07.04.2020 Zivilrecht

OGH: Zum Rücktritt von Versicherungsverträgen (Lebensversicherung)

Es schadet nicht, wenn die dem VN erteilte Belehrung über sein Rücktrittsrecht nach § 165a VersVG aF insofern unrichtig war, als auf das Zustandekommen und nicht auf die Verständigung davon Bezug genommen wurde


Schlagworte: Versicherungsvertragsrecht, Lebensversicherung, Rücktritt, unrichtige Belehrung, Beginn der Rücktrittsfrist, Zustandekommen des Vertrags, Rückabwicklung
Gesetze:

 

§ 861 ABGB, § 165a VersVG aF, § 178 VersVG aF, Art. 15 RL 90/619

 

GZ 7 Ob 6/20p, 19.02.2020

 

OGH: Vorliegend enthielt das Antragsformular des VU über die Rücktrittsrechte des VN nach § 165a VersVG aF den Hinweis: „Es besteht ein Rücktrittsrecht von 30 Tagen ab Zustandekommen des Vertrages.“ Dieser Hinweis entsprach den Anforderungen des Art 15 Abs 1 der 2. RL Lebensversicherung 90/619 und dem § 165a Abs 1 VersVG aF insofern nicht, als für den Fristbeginn auf das Zustandekommen des Vertrags, nicht jedoch auf die Verständigung des VN von diesem Umstand Bezug genommen wurde.

 

Der Versicherungsvertrag ist grundsätzlich formfrei und kann auch schlüssig oder mündlich abgeschlossen oder geändert werden. Er kommt - wie Verträge im Allgemeinen - grundsätzlich durch das Anbot und dessen Annahme zustande (§ 861 ABGB). Für den Abschlusszeitpunkt von Verträgen kommt es daher regelmäßig auf den Zugang der (Annahme-)Erklärung an. Verwendet das VU ein vom Interessenten an einem ihrer Produkte auszufüllendes und bei ihr einzureichendes Antragsformular, so ist es dem durchschnittlichen VN schon nach allgemeinen Grundsätzen verständlich, dass sein Antrag eine Annahme erfordert und dass damit der Vertrag zustande kommt.

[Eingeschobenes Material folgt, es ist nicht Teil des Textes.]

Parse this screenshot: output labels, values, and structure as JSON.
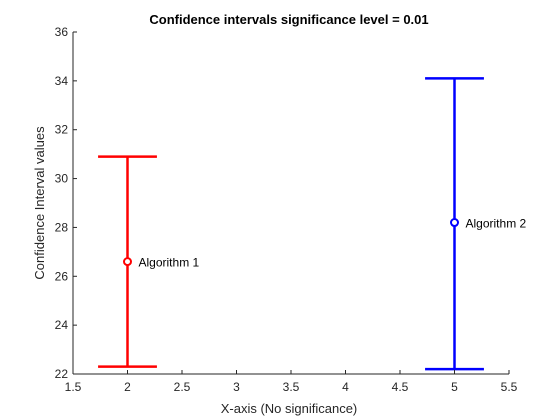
{
  "chart_data": {
    "type": "scatter",
    "title": "Confidence intervals  significance level = 0.01",
    "xlabel": "X-axis (No significance)",
    "ylabel": "Confidence Interval values",
    "xlim": [
      1.5,
      5.5
    ],
    "ylim": [
      22,
      36
    ],
    "xticks": [
      1.5,
      2,
      2.5,
      3,
      3.5,
      4,
      4.5,
      5,
      5.5
    ],
    "xtick_labels": [
      "1.5",
      "2",
      "2.5",
      "3",
      "3.5",
      "4",
      "4.5",
      "5",
      "5.5"
    ],
    "yticks": [
      22,
      24,
      26,
      28,
      30,
      32,
      34,
      36
    ],
    "ytick_labels": [
      "22",
      "24",
      "26",
      "28",
      "30",
      "32",
      "34",
      "36"
    ],
    "grid": false,
    "series": [
      {
        "label": "Algorithm 1",
        "x": 2,
        "y": 26.6,
        "lower": 22.3,
        "upper": 30.9,
        "cap_halfwidth": 0.27,
        "color": "#ff0000"
      },
      {
        "label": "Algorithm 2",
        "x": 5,
        "y": 28.2,
        "lower": 22.2,
        "upper": 34.1,
        "cap_halfwidth": 0.27,
        "color": "#0000ff"
      }
    ]
  }
}
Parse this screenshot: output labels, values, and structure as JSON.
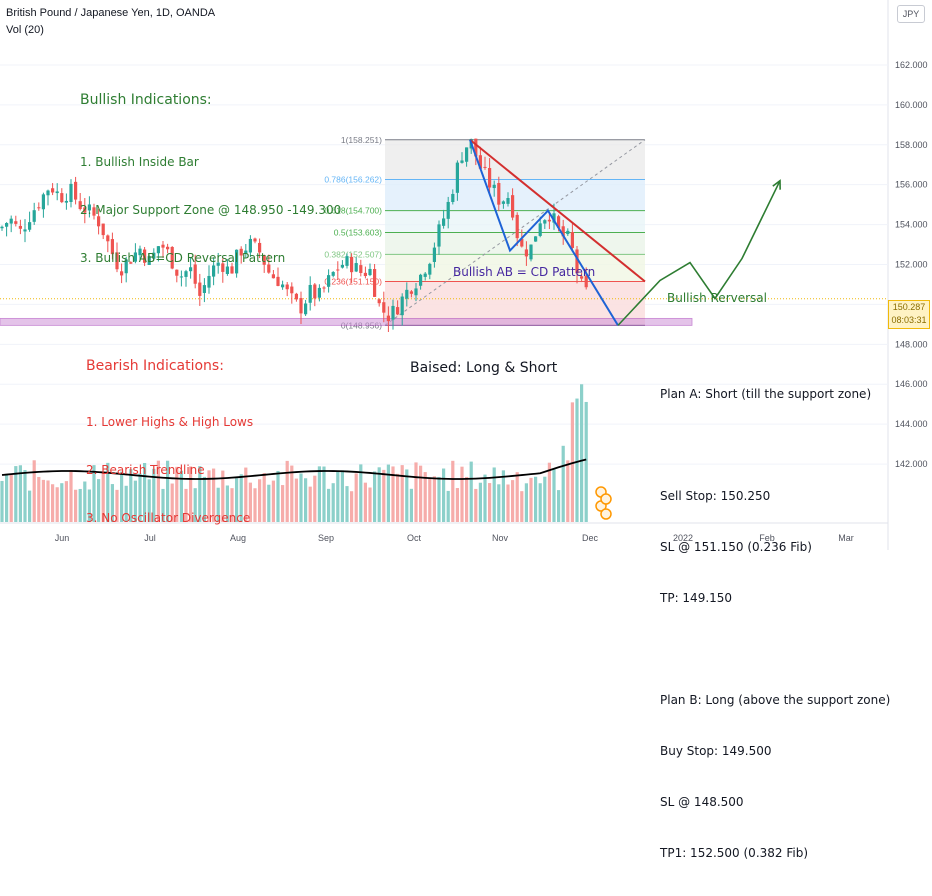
{
  "header": {
    "instrument": "British Pound / Japanese Yen, 1D, OANDA",
    "volume_label": "Vol (20)",
    "currency_button": "JPY"
  },
  "price_axis": {
    "last_price": "150.287",
    "countdown": "08:03:31"
  },
  "annotations": {
    "bullish_title": "Bullish Indications:",
    "bullish_items": [
      "1. Bullish Inside Bar",
      "2. Major Support Zone @ 148.950 -149.300",
      "3. Bullish AB=CD Reversal Pattern"
    ],
    "bearish_title": "Bearish Indications:",
    "bearish_items": [
      "1. Lower Highs & High Lows",
      "2. Bearish Trendline",
      "3. No Oscillator Divergence"
    ],
    "bias": "Baised: Long & Short",
    "pattern_label": "Bullish AB = CD Pattern",
    "reversal_label": "Bullish Rerversal"
  },
  "plans": {
    "plan_a_title": "Plan A: Short (till the support zone)",
    "plan_a_lines": [
      "Sell Stop: 150.250",
      "SL @ 151.150 (0.236 Fib)",
      "TP: 149.150"
    ],
    "plan_b_title": "Plan B: Long (above the support zone)",
    "plan_b_lines": [
      "Buy Stop: 149.500",
      "SL @ 148.500",
      "TP1: 152.500 (0.382 Fib)"
    ]
  },
  "colors": {
    "up": "#26a69a",
    "down": "#ef5350",
    "trend": "#d32f2f",
    "abcd": "#1e63d6",
    "projection": "#2e7d32",
    "zone": "#ce93d8",
    "ma": "#000000"
  },
  "chart_data": {
    "type": "candlestick",
    "y_axis": {
      "range": [
        140.5,
        163.3
      ],
      "ticks": [
        142,
        144,
        146,
        148,
        150,
        152,
        154,
        156,
        158,
        160,
        162
      ]
    },
    "x_axis": {
      "ticks": [
        "Jun",
        "Jul",
        "Aug",
        "Sep",
        "Oct",
        "Nov",
        "Dec",
        "2022",
        "Feb",
        "Mar"
      ]
    },
    "fib_levels": [
      {
        "ratio": "1",
        "price": 158.251,
        "label": "1(158.251)"
      },
      {
        "ratio": "0.786",
        "price": 156.262,
        "label": "0.786(156.262)"
      },
      {
        "ratio": "0.618",
        "price": 154.7,
        "label": "0.618(154.700)"
      },
      {
        "ratio": "0.5",
        "price": 153.603,
        "label": "0.5(153.603)"
      },
      {
        "ratio": "0.382",
        "price": 152.507,
        "label": "0.382(152.507)"
      },
      {
        "ratio": "0.236",
        "price": 151.15,
        "label": "0.236(151.150)"
      },
      {
        "ratio": "0",
        "price": 148.956,
        "label": "0(148.956)"
      }
    ],
    "support_zone": [
      148.95,
      149.3
    ],
    "price_path": [
      [
        0,
        153.8
      ],
      [
        10,
        154.3
      ],
      [
        20,
        153.6
      ],
      [
        30,
        154.5
      ],
      [
        40,
        155.2
      ],
      [
        50,
        156.0
      ],
      [
        60,
        155.4
      ],
      [
        70,
        155.7
      ],
      [
        80,
        155.0
      ],
      [
        90,
        154.6
      ],
      [
        100,
        154.1
      ],
      [
        110,
        152.8
      ],
      [
        120,
        151.8
      ],
      [
        130,
        152.3
      ],
      [
        140,
        152.8
      ],
      [
        150,
        152.1
      ],
      [
        160,
        153.1
      ],
      [
        170,
        152.4
      ],
      [
        180,
        151.4
      ],
      [
        190,
        151.8
      ],
      [
        200,
        150.4
      ],
      [
        210,
        151.6
      ],
      [
        220,
        152.2
      ],
      [
        230,
        151.6
      ],
      [
        240,
        152.7
      ],
      [
        250,
        153.0
      ],
      [
        260,
        152.6
      ],
      [
        270,
        151.5
      ],
      [
        280,
        151.2
      ],
      [
        290,
        150.3
      ],
      [
        300,
        149.8
      ],
      [
        310,
        150.6
      ],
      [
        320,
        150.4
      ],
      [
        330,
        151.3
      ],
      [
        340,
        152.0
      ],
      [
        350,
        152.1
      ],
      [
        360,
        151.6
      ],
      [
        370,
        151.7
      ],
      [
        380,
        149.8
      ],
      [
        390,
        149.4
      ],
      [
        400,
        150.1
      ],
      [
        410,
        150.9
      ],
      [
        420,
        151.4
      ],
      [
        430,
        152.4
      ],
      [
        440,
        153.8
      ],
      [
        450,
        155.3
      ],
      [
        460,
        157.4
      ],
      [
        470,
        158.25
      ],
      [
        480,
        156.9
      ],
      [
        490,
        156.0
      ],
      [
        500,
        155.2
      ],
      [
        510,
        155.5
      ],
      [
        520,
        152.8
      ],
      [
        530,
        152.7
      ],
      [
        540,
        154.3
      ],
      [
        550,
        154.6
      ],
      [
        560,
        153.5
      ],
      [
        570,
        153.2
      ],
      [
        580,
        151.0
      ],
      [
        590,
        150.3
      ]
    ],
    "abcd_points": [
      [
        470,
        158.25
      ],
      [
        510,
        152.7
      ],
      [
        548,
        154.7
      ],
      [
        618,
        148.95
      ]
    ],
    "trendline": [
      [
        470,
        158.25
      ],
      [
        645,
        151.15
      ]
    ],
    "projection": [
      [
        618,
        148.95
      ],
      [
        660,
        151.2
      ],
      [
        690,
        152.1
      ],
      [
        715,
        150.3
      ],
      [
        742,
        152.3
      ],
      [
        780,
        156.2
      ]
    ],
    "volume": {
      "ma_label": "Vol (20)",
      "bars": 130
    }
  }
}
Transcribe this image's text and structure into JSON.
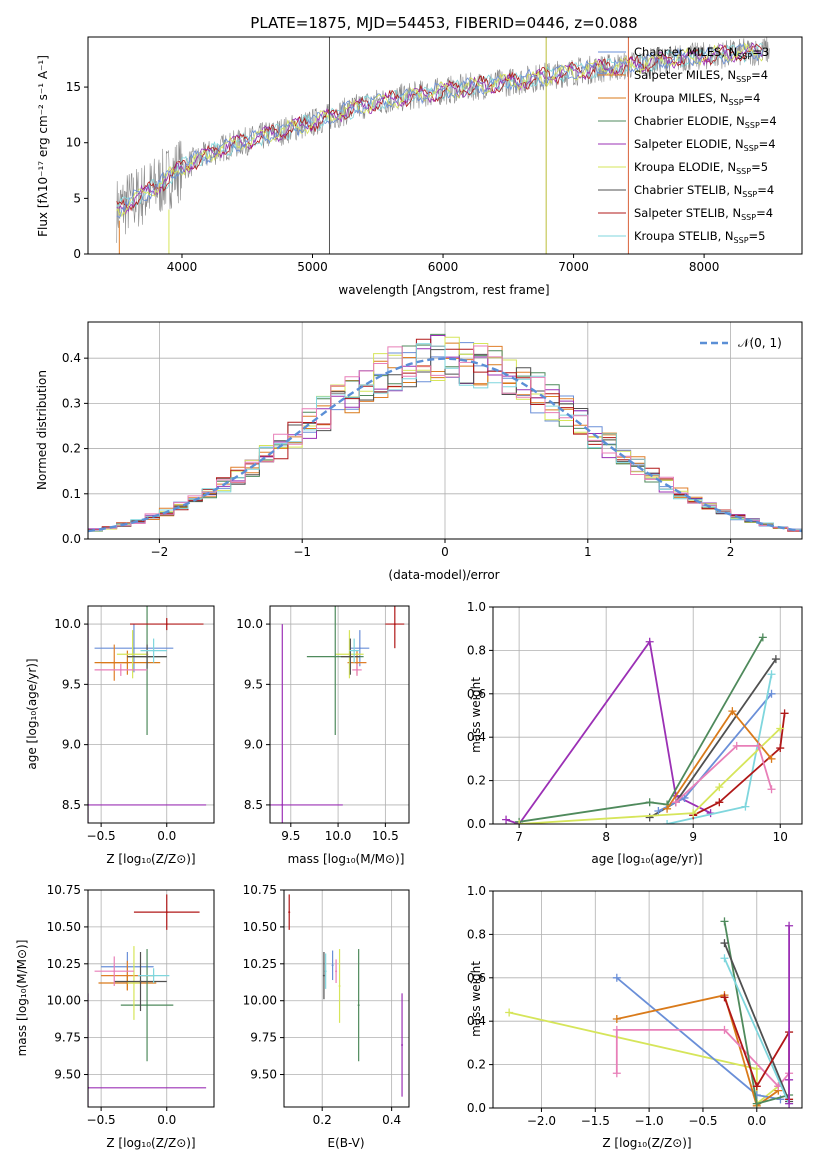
{
  "colors": {
    "Chabrier MILES": "#6a8fd8",
    "Salpeter MILES": "#e07f2a",
    "Kroupa MILES": "#d97a1a",
    "Chabrier ELODIE": "#4f8a5c",
    "Salpeter ELODIE": "#9b30b5",
    "Kroupa ELODIE": "#d6e55a",
    "Chabrier STELIB": "#505050",
    "Salpeter STELIB": "#b01818",
    "Kroupa STELIB": "#7fd6dd",
    "pink": "#e87fb8",
    "gauss": "#5b8fd6",
    "observed": "#888888"
  },
  "chart_data": [
    {
      "id": "spectrum",
      "type": "line",
      "title": "PLATE=1875, MJD=54453, FIBERID=0446, z=0.088",
      "xlabel": "wavelength [Angstrom, rest frame]",
      "ylabel": "Flux [fλ10⁻¹⁷ erg cm⁻² s⁻¹ A⁻¹]",
      "xlim": [
        3280,
        8750
      ],
      "ylim": [
        0,
        19.5
      ],
      "xticks": [
        4000,
        5000,
        6000,
        7000,
        8000
      ],
      "yticks": [
        0,
        5,
        10,
        15
      ],
      "grid": false,
      "legend_position": "top-right",
      "legend": [
        {
          "label": "Chabrier MILES, N",
          "sub": "SSP",
          "value": "=3"
        },
        {
          "label": "Salpeter MILES, N",
          "sub": "SSP",
          "value": "=4"
        },
        {
          "label": "Kroupa MILES, N",
          "sub": "SSP",
          "value": "=4"
        },
        {
          "label": "Chabrier ELODIE, N",
          "sub": "SSP",
          "value": "=4"
        },
        {
          "label": "Salpeter ELODIE, N",
          "sub": "SSP",
          "value": "=4"
        },
        {
          "label": "Kroupa ELODIE, N",
          "sub": "SSP",
          "value": "=5"
        },
        {
          "label": "Chabrier STELIB, N",
          "sub": "SSP",
          "value": "=4"
        },
        {
          "label": "Salpeter STELIB, N",
          "sub": "SSP",
          "value": "=4"
        },
        {
          "label": "Kroupa STELIB, N",
          "sub": "SSP",
          "value": "=5"
        }
      ],
      "continuum": {
        "x": [
          3500,
          3800,
          4000,
          4300,
          4600,
          5000,
          5400,
          5800,
          6200,
          6600,
          7000,
          7400,
          7800,
          8200,
          8500
        ],
        "y": [
          4.0,
          6.0,
          7.8,
          9.5,
          10.5,
          11.8,
          13.4,
          14.3,
          15.0,
          15.6,
          16.4,
          16.9,
          17.6,
          18.0,
          18.3
        ]
      }
    },
    {
      "id": "residuals",
      "type": "histogram",
      "xlabel": "(data-model)/error",
      "ylabel": "Normed distribution",
      "xlim": [
        -2.5,
        2.5
      ],
      "ylim": [
        0,
        0.48
      ],
      "xticks": [
        -2,
        -1,
        0,
        1,
        2
      ],
      "yticks": [
        0.0,
        0.1,
        0.2,
        0.3,
        0.4
      ],
      "grid": true,
      "legend_position": "top-right",
      "legend": [
        {
          "label": "𝒩(0, 1)"
        }
      ],
      "bin_width": 0.1
    },
    {
      "id": "age-vs-Z",
      "type": "scatter",
      "xlabel": "Z [log₁₀(Z/Z⊙)]",
      "ylabel": "age  [log₁₀(age/yr)]",
      "xlim": [
        -0.6,
        0.36
      ],
      "ylim": [
        8.35,
        10.15
      ],
      "xticks": [
        -0.5,
        0.0
      ],
      "yticks": [
        8.5,
        9.0,
        9.5,
        10.0
      ],
      "grid": true,
      "points": [
        {
          "model": "Chabrier MILES",
          "x": -0.25,
          "y": 9.8,
          "xerr": 0.3,
          "yerr": 0.2
        },
        {
          "model": "Salpeter MILES",
          "x": -0.4,
          "y": 9.68,
          "xerr": 0.1,
          "yerr": 0.15
        },
        {
          "model": "Kroupa MILES",
          "x": -0.3,
          "y": 9.68,
          "xerr": 0.25,
          "yerr": 0.1
        },
        {
          "model": "Chabrier ELODIE",
          "x": -0.15,
          "y": 9.73,
          "xerr": 0.15,
          "yerr": 0.65
        },
        {
          "model": "Salpeter ELODIE",
          "x": -0.6,
          "y": 8.5,
          "xerr": 0.9,
          "yerr": 1.5
        },
        {
          "model": "Kroupa ELODIE",
          "x": -0.26,
          "y": 9.75,
          "xerr": 0.12,
          "yerr": 0.2
        },
        {
          "model": "Chabrier STELIB",
          "x": -0.15,
          "y": 9.73,
          "xerr": 0.15,
          "yerr": 0.1
        },
        {
          "model": "Salpeter STELIB",
          "x": 0.0,
          "y": 10.0,
          "xerr": 0.28,
          "yerr": 0.05
        },
        {
          "model": "Kroupa STELIB",
          "x": -0.1,
          "y": 9.78,
          "xerr": 0.1,
          "yerr": 0.1
        },
        {
          "model": "pink",
          "x": -0.35,
          "y": 9.62,
          "xerr": 0.2,
          "yerr": 0.05
        }
      ]
    },
    {
      "id": "age-vs-mass",
      "type": "scatter",
      "xlabel": "mass [log₁₀(M/M⊙)]",
      "ylabel": "",
      "xlim": [
        9.28,
        10.75
      ],
      "ylim": [
        8.35,
        10.15
      ],
      "xticks": [
        9.5,
        10.0,
        10.5
      ],
      "yticks": [
        8.5,
        9.0,
        9.5,
        10.0
      ],
      "grid": true,
      "points": [
        {
          "model": "Chabrier MILES",
          "x": 10.23,
          "y": 9.8,
          "xerr": 0.1,
          "yerr": 0.15
        },
        {
          "model": "Salpeter MILES",
          "x": 10.2,
          "y": 9.68,
          "xerr": 0.1,
          "yerr": 0.1
        },
        {
          "model": "Kroupa ELODIE",
          "x": 10.12,
          "y": 9.75,
          "xerr": 0.15,
          "yerr": 0.2
        },
        {
          "model": "Chabrier ELODIE",
          "x": 9.97,
          "y": 9.73,
          "xerr": 0.3,
          "yerr": 0.65
        },
        {
          "model": "Salpeter ELODIE",
          "x": 9.41,
          "y": 8.5,
          "xerr": 0.64,
          "yerr": 1.5
        },
        {
          "model": "Chabrier STELIB",
          "x": 10.13,
          "y": 9.73,
          "xerr": 0.1,
          "yerr": 0.15
        },
        {
          "model": "Salpeter STELIB",
          "x": 10.6,
          "y": 10.0,
          "xerr": 0.1,
          "yerr": 0.2
        },
        {
          "model": "Kroupa STELIB",
          "x": 10.17,
          "y": 9.78,
          "xerr": 0.05,
          "yerr": 0.1
        },
        {
          "model": "pink",
          "x": 10.2,
          "y": 9.62,
          "xerr": 0.05,
          "yerr": 0.05
        }
      ]
    },
    {
      "id": "weight-vs-age",
      "type": "line",
      "xlabel": "age  [log₁₀(age/yr)]",
      "ylabel": "mass weight",
      "xlim": [
        6.7,
        10.25
      ],
      "ylim": [
        0,
        1.0
      ],
      "xticks": [
        7,
        8,
        9,
        10
      ],
      "yticks": [
        0.0,
        0.2,
        0.4,
        0.6,
        0.8,
        1.0
      ],
      "grid": true,
      "series": [
        {
          "model": "Salpeter ELODIE",
          "x": [
            6.85,
            7.0,
            8.5,
            8.8,
            9.2
          ],
          "y": [
            0.02,
            0.0,
            0.84,
            0.13,
            0.05
          ]
        },
        {
          "model": "Chabrier ELODIE",
          "x": [
            7.0,
            8.5,
            8.7,
            9.8
          ],
          "y": [
            0.01,
            0.1,
            0.09,
            0.86
          ]
        },
        {
          "model": "Chabrier STELIB",
          "x": [
            8.5,
            8.8,
            9.95
          ],
          "y": [
            0.03,
            0.1,
            0.76
          ]
        },
        {
          "model": "Chabrier MILES",
          "x": [
            8.6,
            8.9,
            9.9
          ],
          "y": [
            0.06,
            0.12,
            0.6
          ]
        },
        {
          "model": "Kroupa STELIB",
          "x": [
            8.7,
            9.6,
            9.9
          ],
          "y": [
            0.0,
            0.08,
            0.69
          ]
        },
        {
          "model": "Salpeter STELIB",
          "x": [
            9.0,
            9.3,
            10.0,
            10.05
          ],
          "y": [
            0.04,
            0.1,
            0.35,
            0.51
          ]
        },
        {
          "model": "Kroupa MILES",
          "x": [
            8.7,
            9.45,
            9.9
          ],
          "y": [
            0.07,
            0.52,
            0.3
          ]
        },
        {
          "model": "Kroupa ELODIE",
          "x": [
            7.0,
            9.0,
            9.3,
            10.0
          ],
          "y": [
            0.0,
            0.05,
            0.17,
            0.44
          ]
        },
        {
          "model": "pink",
          "x": [
            8.8,
            9.5,
            9.75,
            9.9
          ],
          "y": [
            0.1,
            0.36,
            0.36,
            0.16
          ]
        }
      ]
    },
    {
      "id": "mass-vs-Z",
      "type": "scatter",
      "xlabel": "Z [log₁₀(Z/Z⊙)]",
      "ylabel": "mass [log₁₀(M/M⊙)]",
      "xlim": [
        -0.6,
        0.36
      ],
      "ylim": [
        9.28,
        10.75
      ],
      "xticks": [
        -0.5,
        0.0
      ],
      "yticks": [
        9.5,
        9.75,
        10.0,
        10.25,
        10.5,
        10.75
      ],
      "grid": true,
      "points": [
        {
          "model": "Chabrier MILES",
          "x": -0.3,
          "y": 10.23,
          "xerr": 0.2,
          "yerr": 0.1
        },
        {
          "model": "Salpeter MILES",
          "x": -0.3,
          "y": 10.17,
          "xerr": 0.2,
          "yerr": 0.1
        },
        {
          "model": "Kroupa MILES",
          "x": -0.3,
          "y": 10.12,
          "xerr": 0.22,
          "yerr": 0.05
        },
        {
          "model": "Chabrier ELODIE",
          "x": -0.15,
          "y": 9.97,
          "xerr": 0.2,
          "yerr": 0.38
        },
        {
          "model": "Salpeter ELODIE",
          "x": -0.6,
          "y": 9.41,
          "xerr": 0.9,
          "yerr": 0.64
        },
        {
          "model": "Kroupa ELODIE",
          "x": -0.25,
          "y": 10.12,
          "xerr": 0.05,
          "yerr": 0.25
        },
        {
          "model": "Chabrier STELIB",
          "x": -0.2,
          "y": 10.13,
          "xerr": 0.2,
          "yerr": 0.2
        },
        {
          "model": "Salpeter STELIB",
          "x": 0.0,
          "y": 10.6,
          "xerr": 0.25,
          "yerr": 0.12
        },
        {
          "model": "Kroupa STELIB",
          "x": -0.1,
          "y": 10.17,
          "xerr": 0.12,
          "yerr": 0.05
        },
        {
          "model": "pink",
          "x": -0.4,
          "y": 10.2,
          "xerr": 0.15,
          "yerr": 0.1
        }
      ]
    },
    {
      "id": "mass-vs-EBV",
      "type": "scatter",
      "xlabel": "E(B-V)",
      "ylabel": "",
      "xlim": [
        0.09,
        0.45
      ],
      "ylim": [
        9.28,
        10.75
      ],
      "xticks": [
        0.2,
        0.4
      ],
      "yticks": [
        9.5,
        9.75,
        10.0,
        10.25,
        10.5,
        10.75
      ],
      "grid": true,
      "points": [
        {
          "model": "Salpeter STELIB",
          "x": 0.105,
          "y": 10.6,
          "xerr": 0,
          "yerr": 0.12
        },
        {
          "model": "Chabrier STELIB",
          "x": 0.205,
          "y": 10.17,
          "xerr": 0,
          "yerr": 0.16
        },
        {
          "model": "Kroupa STELIB",
          "x": 0.21,
          "y": 10.2,
          "xerr": 0,
          "yerr": 0.12
        },
        {
          "model": "Chabrier MILES",
          "x": 0.23,
          "y": 10.24,
          "xerr": 0,
          "yerr": 0.1
        },
        {
          "model": "Kroupa ELODIE",
          "x": 0.25,
          "y": 10.1,
          "xerr": 0,
          "yerr": 0.25
        },
        {
          "model": "pink",
          "x": 0.24,
          "y": 10.2,
          "xerr": 0,
          "yerr": 0.08
        },
        {
          "model": "Chabrier ELODIE",
          "x": 0.305,
          "y": 9.97,
          "xerr": 0,
          "yerr": 0.38
        },
        {
          "model": "Salpeter ELODIE",
          "x": 0.43,
          "y": 9.7,
          "xerr": 0,
          "yerr": 0.35
        }
      ]
    },
    {
      "id": "weight-vs-Z",
      "type": "line",
      "xlabel": "Z [log₁₀(Z/Z⊙)]",
      "ylabel": "mass weight",
      "xlim": [
        -2.45,
        0.42
      ],
      "ylim": [
        0,
        1.0
      ],
      "xticks": [
        -2.0,
        -1.5,
        -1.0,
        -0.5,
        0.0
      ],
      "yticks": [
        0.0,
        0.2,
        0.4,
        0.6,
        0.8,
        1.0
      ],
      "grid": true,
      "series": [
        {
          "model": "Kroupa ELODIE",
          "x": [
            -2.3,
            0.0,
            0.0,
            0.2
          ],
          "y": [
            0.44,
            0.18,
            0.02,
            0.1
          ]
        },
        {
          "model": "Chabrier MILES",
          "x": [
            -1.3,
            0.0,
            0.22
          ],
          "y": [
            0.6,
            0.06,
            0.04
          ]
        },
        {
          "model": "Kroupa MILES",
          "x": [
            -1.3,
            -0.3,
            0.0,
            0.2
          ],
          "y": [
            0.41,
            0.52,
            0.01,
            0.08
          ]
        },
        {
          "model": "pink",
          "x": [
            -1.3,
            -1.3,
            -0.3,
            0.2,
            0.3
          ],
          "y": [
            0.16,
            0.36,
            0.36,
            0.1,
            0.16
          ]
        },
        {
          "model": "Chabrier ELODIE",
          "x": [
            -0.3,
            0.0,
            0.3
          ],
          "y": [
            0.86,
            0.02,
            0.06
          ]
        },
        {
          "model": "Chabrier STELIB",
          "x": [
            -0.3,
            0.3
          ],
          "y": [
            0.76,
            0.03
          ]
        },
        {
          "model": "Kroupa STELIB",
          "x": [
            -0.3,
            0.3
          ],
          "y": [
            0.69,
            0.02
          ]
        },
        {
          "model": "Salpeter STELIB",
          "x": [
            -0.3,
            0.0,
            0.3,
            0.3
          ],
          "y": [
            0.51,
            0.1,
            0.35,
            0.04
          ]
        },
        {
          "model": "Salpeter ELODIE",
          "x": [
            0.3,
            0.3,
            0.3
          ],
          "y": [
            0.84,
            0.13,
            0.02
          ]
        }
      ]
    }
  ]
}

Dies ergibt sich auch schon allgemein verständlich aus dem Begriff „Antrag“. Ein Antrag kann nicht ohne Annahmeerklärung des Vertragspartners ein Vertrag sein. Für diesen Fall ist der für den VN von seinem Empfängerhorizont wahrnehmbare Anknüpfungspunkt für den Zeitpunkt des Vertragsabschlusses jener des Zugangs der Polizze. Damit ist für den durchschnittlichen, redlichen und vernünftigen VN der Zeitpunkt des Zustandekommens des Vertrags und damit der Beginn der Rücktrittsfrist mit Zugang der Annahme seines Anbots durch den Versicherer klar. Der Zugang der Polizze als wirksame Annahme des Versicherungsantrags ist daher gleichzeitig die Verständigung vom Zustandekommen des Vertrags.

 

Dass in der Belehrung auf das Zustandekommen und nicht auf die Verständigung davon Bezug genommen wurde, ist daher insofern unschädlich, als dem VN klar sein musste, ab welchem Zeitpunkt die - der Dauer nach dem Unionsrecht ebenso wie dem § 165a VersVG aF entsprechende – Rücktrittsfrist zu laufen begonnen hat, und ihm dadurch nicht die Möglichkeit genommen wurde, unter denselben Bedingungen wie bei Mitteilung zutreffender Information sein Rücktrittsrecht auszuüben.